Bu tür bir ruhun muhtemelen var olmadığını düşünüyorum. Çoğu zihin felsefecisi, nörobilimci ve bilişsel bilimci de var olmadığını kabul ediyor diyebiliriz. Gerek ruhun bedenle nasıl etkileştiği problemi, gerekse zihnin doğasına dair bilimsel veriler sonucunda Descartesçı ya da Kartezyen Düalizm gözden düşmüş bir görüş. Özellikle çeşitli psikiyatrik hastalıkların ruhun varlığı için sorunlar çıkardığına ben de katılıyorum. Çoklu kişilik bozukluğuna gelmeden önce ruh varsa kanıtlanabilir mi sorusuyla ilgili ufak bir şey söyleyeyim. En azından var olması durumunda kanıtlanamayacağını söylemek için bir gerekçe göremiyorum. Mesela parapsikolojik fenomenler lehinde iyi kanıtlarımız olsaydı, astral seyahat yoluyla normalde elde edilemeyecek bilgilerin edinilebilmesi gibi, bedenden ayrı bir ruha inanmak için çok güçlü bir gerekçemiz olurdu gibi görünüyor. Demek ki ruh var olsaydı ona inanca güçlü dayanaklar sunabilecek en azından bir potansiyel durum var. Ruhun varlığı lehinde çeşitli felsefi argümanlar da var. Bunlar başarılı olsaydı yine ruhun varlığı kanıtlanmış olurdu. En azından başarılı olmaları ihtimalini hemen yok sayamayız.
Çoklu kişilik bozukluğu durumu töz düalizmine inanan biri için ne ifade etmeli? Ben bu rahatsızlığın töz düalistleri için özel bir problem ortaya çıkardığını düşünmüyorum açıkçası. Töz düalistleri çoklu kişilik bozukluğunu aynı ruhun birden fazla ve bütünlük içermeyen psikolojik devamlılık içermesi olarak düşünebilirler. Aynı ruh, yani aynı kişi, radikal şekilde farklı iki psikolojik akışa sahipmiş gibi anlaşılabilir. Bu durumda bir ruhun içinde birden fazla kişinin olduğu değil, tek bir kişinin birbirinden çok farklı psikolojik durumlara sahip olduğunu iddia etmeli töz düalistleri.
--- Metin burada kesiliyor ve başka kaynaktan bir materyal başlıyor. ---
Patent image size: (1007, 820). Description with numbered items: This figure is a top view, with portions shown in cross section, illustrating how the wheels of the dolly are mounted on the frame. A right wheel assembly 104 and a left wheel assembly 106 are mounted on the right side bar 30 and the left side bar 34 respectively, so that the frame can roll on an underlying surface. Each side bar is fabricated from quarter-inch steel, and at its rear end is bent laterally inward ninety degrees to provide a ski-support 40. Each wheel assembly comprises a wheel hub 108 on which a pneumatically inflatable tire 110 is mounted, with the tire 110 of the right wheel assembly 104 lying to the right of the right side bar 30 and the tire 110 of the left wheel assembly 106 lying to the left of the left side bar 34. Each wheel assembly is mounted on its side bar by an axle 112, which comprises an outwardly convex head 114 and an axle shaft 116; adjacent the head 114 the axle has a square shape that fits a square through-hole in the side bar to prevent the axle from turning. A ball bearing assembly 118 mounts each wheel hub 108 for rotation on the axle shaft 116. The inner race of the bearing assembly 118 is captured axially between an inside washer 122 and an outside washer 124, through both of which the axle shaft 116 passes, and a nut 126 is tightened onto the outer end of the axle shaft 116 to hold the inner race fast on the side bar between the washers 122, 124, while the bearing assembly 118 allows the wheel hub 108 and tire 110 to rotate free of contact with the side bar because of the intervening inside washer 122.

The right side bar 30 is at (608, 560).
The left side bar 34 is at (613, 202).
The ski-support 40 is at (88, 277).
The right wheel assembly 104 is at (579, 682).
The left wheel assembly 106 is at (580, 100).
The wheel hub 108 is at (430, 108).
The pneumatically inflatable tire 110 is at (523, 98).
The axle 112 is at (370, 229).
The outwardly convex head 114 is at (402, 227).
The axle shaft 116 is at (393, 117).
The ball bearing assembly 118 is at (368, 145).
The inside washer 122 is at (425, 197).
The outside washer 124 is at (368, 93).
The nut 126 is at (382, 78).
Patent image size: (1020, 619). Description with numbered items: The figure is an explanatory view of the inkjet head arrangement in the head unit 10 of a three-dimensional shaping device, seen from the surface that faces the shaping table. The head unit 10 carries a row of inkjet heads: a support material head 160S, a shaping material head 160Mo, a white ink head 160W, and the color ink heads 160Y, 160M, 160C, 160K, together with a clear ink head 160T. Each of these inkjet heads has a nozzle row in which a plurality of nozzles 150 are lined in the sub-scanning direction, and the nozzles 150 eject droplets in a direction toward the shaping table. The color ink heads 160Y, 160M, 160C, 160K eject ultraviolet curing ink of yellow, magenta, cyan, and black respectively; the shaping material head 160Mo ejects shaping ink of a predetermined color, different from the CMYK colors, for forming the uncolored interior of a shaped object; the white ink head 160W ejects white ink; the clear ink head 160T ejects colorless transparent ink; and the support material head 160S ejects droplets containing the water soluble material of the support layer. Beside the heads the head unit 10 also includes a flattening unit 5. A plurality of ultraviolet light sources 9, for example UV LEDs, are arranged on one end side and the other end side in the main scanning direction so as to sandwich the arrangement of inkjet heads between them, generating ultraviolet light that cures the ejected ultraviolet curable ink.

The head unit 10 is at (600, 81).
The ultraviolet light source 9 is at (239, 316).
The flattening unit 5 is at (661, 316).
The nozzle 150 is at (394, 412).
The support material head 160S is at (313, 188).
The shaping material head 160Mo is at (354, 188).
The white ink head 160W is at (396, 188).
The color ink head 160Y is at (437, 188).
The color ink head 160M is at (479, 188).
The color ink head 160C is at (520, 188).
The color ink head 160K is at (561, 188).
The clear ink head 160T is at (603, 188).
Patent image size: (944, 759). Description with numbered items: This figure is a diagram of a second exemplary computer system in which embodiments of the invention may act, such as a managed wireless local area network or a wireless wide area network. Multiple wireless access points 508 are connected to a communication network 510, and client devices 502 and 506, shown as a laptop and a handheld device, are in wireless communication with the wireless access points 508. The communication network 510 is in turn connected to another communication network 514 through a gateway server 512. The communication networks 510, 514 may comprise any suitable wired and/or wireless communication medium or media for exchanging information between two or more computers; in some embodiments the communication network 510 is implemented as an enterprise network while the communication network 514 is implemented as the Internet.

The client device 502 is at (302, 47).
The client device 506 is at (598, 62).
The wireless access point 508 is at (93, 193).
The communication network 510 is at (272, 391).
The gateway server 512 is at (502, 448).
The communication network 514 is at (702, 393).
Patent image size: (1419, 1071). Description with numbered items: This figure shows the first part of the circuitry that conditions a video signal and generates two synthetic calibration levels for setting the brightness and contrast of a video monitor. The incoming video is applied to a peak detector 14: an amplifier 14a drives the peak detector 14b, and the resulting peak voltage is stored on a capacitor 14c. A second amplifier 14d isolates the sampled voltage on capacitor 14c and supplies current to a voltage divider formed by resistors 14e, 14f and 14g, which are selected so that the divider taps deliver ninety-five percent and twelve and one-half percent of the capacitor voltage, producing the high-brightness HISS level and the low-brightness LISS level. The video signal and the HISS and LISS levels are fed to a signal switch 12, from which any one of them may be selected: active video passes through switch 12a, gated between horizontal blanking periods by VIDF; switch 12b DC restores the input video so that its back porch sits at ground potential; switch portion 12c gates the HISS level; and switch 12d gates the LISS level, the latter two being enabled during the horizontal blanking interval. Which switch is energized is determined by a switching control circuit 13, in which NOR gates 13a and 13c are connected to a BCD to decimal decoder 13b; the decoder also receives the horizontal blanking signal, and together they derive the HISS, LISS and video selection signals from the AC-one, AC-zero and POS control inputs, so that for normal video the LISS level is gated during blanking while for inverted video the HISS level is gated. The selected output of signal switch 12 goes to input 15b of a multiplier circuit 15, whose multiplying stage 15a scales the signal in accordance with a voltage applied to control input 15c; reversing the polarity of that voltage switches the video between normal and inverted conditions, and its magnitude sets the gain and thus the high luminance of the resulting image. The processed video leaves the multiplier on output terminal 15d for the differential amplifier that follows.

Eğer çoklu kişilik bozukluğunun gerçekten birden fazla kişinin oluşmasına neden olduğunu düşünüyorsanız ki bunu düşünen felsefeciler var töz düalistleri için bir güçlük çıkar. Çünkü töz düalistleri kişilerle ruhların özdeş olduğunu söyler. Ama aynı ruhun içinde birden fazla kişi olabiliyorsa ve bu kişiler birbirleriyle özdeş değilse bu kişiler ruhla da özdeş olamazlar. Dolayısıyla ruh var olsa bile bu durumda kişilerin ruhlar olduklarını söyleyemeyiz. Ancak dediğim gibi, ben ruhun varlığıyla ilgili özel bir problem ortaya çıktığını düşünmüyorum.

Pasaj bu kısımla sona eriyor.